Once again Barnes and Noble is backtracking on one of their earlier business decisions. Last June B&N announced that would be spinning off the Nook portion of their business into a separate company.
As it turns out, that’s not going to happen. Barnes and Noble’s new plan is to separate their college business, which consists of 714 stores on college and university campuses throughout the United States, into a separate publicly traded company.
Nook Media has been dragging down B&N’s much more successful college business for the past several years, so the separation makes sense.
Plus B&N is going to have a lot more success getting people to invest in their college bookstore business than the struggling Nook, which has been steadily declining year after year.
In fact, revenues for B&N’s Nook business declined over 50% from the previous year, which was down over 35% from the year before that.
It just keeps going from bad to worse for Nook. You’ve got to wonder where things go now. B&N says they plan to keep their retail business and Nook business together now, but how long is that going to last before they change their minds again?
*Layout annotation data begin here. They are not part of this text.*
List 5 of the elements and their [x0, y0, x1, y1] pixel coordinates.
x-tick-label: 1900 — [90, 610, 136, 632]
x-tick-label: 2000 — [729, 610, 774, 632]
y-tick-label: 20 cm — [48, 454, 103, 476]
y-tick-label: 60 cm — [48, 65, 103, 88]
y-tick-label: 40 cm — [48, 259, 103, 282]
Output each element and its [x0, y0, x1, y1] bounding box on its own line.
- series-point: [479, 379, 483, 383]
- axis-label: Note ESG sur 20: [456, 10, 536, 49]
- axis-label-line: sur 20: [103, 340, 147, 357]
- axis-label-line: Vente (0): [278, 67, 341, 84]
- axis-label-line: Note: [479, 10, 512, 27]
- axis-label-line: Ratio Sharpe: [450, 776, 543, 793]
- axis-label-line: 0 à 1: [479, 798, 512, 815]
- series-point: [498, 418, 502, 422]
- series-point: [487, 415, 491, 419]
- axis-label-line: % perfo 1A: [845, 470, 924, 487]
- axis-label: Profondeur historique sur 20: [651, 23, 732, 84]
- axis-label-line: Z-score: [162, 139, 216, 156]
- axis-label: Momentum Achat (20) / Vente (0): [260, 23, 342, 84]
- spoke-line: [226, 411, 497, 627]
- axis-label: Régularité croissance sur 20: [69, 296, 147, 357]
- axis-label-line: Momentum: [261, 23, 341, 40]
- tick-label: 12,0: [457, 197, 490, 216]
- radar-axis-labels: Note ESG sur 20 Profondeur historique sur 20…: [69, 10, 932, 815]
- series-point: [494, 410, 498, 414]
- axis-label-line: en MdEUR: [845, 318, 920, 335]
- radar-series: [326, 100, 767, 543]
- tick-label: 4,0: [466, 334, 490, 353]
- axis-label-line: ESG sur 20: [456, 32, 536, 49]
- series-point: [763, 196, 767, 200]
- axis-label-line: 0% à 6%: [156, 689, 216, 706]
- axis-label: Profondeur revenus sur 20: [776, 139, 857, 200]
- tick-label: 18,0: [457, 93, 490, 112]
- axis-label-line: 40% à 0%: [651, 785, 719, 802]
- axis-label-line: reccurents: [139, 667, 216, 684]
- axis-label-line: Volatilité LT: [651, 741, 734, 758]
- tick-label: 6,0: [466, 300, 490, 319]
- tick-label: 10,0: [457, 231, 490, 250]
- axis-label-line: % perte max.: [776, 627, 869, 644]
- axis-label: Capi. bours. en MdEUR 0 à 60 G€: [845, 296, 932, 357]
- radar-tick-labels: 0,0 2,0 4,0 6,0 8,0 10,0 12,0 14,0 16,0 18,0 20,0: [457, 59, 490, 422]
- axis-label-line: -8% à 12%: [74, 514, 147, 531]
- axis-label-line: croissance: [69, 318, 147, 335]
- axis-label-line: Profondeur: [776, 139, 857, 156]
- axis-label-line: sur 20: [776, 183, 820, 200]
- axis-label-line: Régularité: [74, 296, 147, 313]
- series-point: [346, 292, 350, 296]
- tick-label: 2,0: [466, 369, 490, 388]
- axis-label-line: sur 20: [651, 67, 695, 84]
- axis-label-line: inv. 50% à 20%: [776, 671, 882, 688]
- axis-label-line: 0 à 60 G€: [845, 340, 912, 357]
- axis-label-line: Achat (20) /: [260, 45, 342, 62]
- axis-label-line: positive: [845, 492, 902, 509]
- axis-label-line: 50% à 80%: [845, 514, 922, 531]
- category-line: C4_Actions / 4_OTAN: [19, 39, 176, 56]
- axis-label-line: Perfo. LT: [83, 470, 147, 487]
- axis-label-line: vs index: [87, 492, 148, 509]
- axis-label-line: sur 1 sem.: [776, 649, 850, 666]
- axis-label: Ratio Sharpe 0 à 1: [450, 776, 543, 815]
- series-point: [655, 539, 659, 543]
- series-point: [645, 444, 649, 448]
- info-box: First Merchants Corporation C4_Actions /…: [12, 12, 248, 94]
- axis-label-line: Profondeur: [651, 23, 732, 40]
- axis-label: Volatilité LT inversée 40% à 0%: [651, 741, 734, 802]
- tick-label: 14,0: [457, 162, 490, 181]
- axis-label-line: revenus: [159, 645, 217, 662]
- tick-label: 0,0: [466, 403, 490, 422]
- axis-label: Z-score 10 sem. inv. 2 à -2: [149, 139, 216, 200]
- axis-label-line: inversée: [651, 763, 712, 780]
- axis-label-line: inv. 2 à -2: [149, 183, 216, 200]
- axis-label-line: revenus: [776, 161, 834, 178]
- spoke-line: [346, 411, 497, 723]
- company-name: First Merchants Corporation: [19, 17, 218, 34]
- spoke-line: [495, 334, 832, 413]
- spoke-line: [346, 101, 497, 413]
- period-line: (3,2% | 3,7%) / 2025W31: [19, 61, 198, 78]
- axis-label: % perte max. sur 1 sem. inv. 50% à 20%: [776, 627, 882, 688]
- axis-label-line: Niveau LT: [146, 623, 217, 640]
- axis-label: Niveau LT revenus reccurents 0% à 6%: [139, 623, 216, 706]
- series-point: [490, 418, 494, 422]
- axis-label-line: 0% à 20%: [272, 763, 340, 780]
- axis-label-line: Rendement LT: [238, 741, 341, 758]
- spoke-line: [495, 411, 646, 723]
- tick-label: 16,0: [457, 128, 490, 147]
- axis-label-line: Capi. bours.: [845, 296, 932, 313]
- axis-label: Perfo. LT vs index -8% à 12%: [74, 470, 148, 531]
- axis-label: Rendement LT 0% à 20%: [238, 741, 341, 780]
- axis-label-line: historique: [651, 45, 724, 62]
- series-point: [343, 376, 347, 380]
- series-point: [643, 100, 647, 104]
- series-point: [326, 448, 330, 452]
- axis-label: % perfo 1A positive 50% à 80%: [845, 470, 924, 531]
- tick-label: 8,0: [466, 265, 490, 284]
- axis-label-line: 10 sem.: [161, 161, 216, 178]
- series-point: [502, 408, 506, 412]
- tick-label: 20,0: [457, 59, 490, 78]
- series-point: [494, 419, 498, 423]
Michael P. Huseby, Chief Executive Office of Barnes & Noble, had this to say in the press release:
“Separating Barnes & Noble Education will create an industry-leading, pure-play public company with more flexibility to pursue strategic opportunities in the growing educational services markets. At the same time, Barnes & Noble will be able to better capitalize on improving industry trends and merchandising initiatives within its core Retail business. Retail and the NOOK Digital Business will be able to leverage a more integrated technology infrastructure for improved efficiency and to better serve digital customers.”
Really? So what’s the plan for Nook exactly? That sounds like a bunch of empty marketing jargon with no actual meaning, but what do you expect from a press release. Basically they couldn’t find a way to get rid of Nook Media and now they’re stuck with it. But at what point does the continued downward spiral of Nook revenue losses become too much?
Liza says
This just makes me sad. I love Barnes & Noble and the Nook is a good product. However, there seems to be no leadership at the executive level, which is shocking to see.
Gabe (ИΘΘK¡€) says
You stole the words out of my very mouth.
David says
Better executive leadership is surely needed. However, it is very hard to overcome the strangle hold the “Kindle” brand has over the e-reader market in the US. When you are reading on your reader in public and everybody who comments says something about your “Kindle” regardless if your particular device is a Nook, Kobo, Sony, whatever, that kind of barrier is hard to overcome. For the uninformed if they decide that they want to try and e-reader, they will invariably search the internet for a “Kindle” because they think all e-readers are Kindles. So since they searched “Kindle” that is generally what they end up buying.
I, personally, avoid any brand that has this situation as it usually results in overpriced devices and many times lack features. I have owned may e-readers, tablets, and digital media players, but I have never owned a Kindle or from Apple.
Doug says
I’ve been a NOOK partisan since I bought my NOOK 3G just about five years ago. But I think the cause is lost. Maybe it’s simply a failure of imagination on my part, but I don’t see any way that B&N can ever make NOOK catch back up with Kindle.
In My Opinion, the root cause is B&N executives’ total lack of concern for their customers. In contrast, Amazon has made it a point to be customer-friendly, even if it loses them money.
The list of B&N’s customer-antagonizing decisions is quite lengthy, but I think the one that did the most damage was refusing to put the Google Play store on the NOOK HD and HD+. That resulted in NOOK having a shockingly weak Christmas season in 2012, a setback from which NOOK never recovered. The NOOK HD and HD+ finally started selling once B&N relented and put Google Play on them — I bought one myself — but by then it was way too late. Nobody cared about NOOK any more; Amazon had won.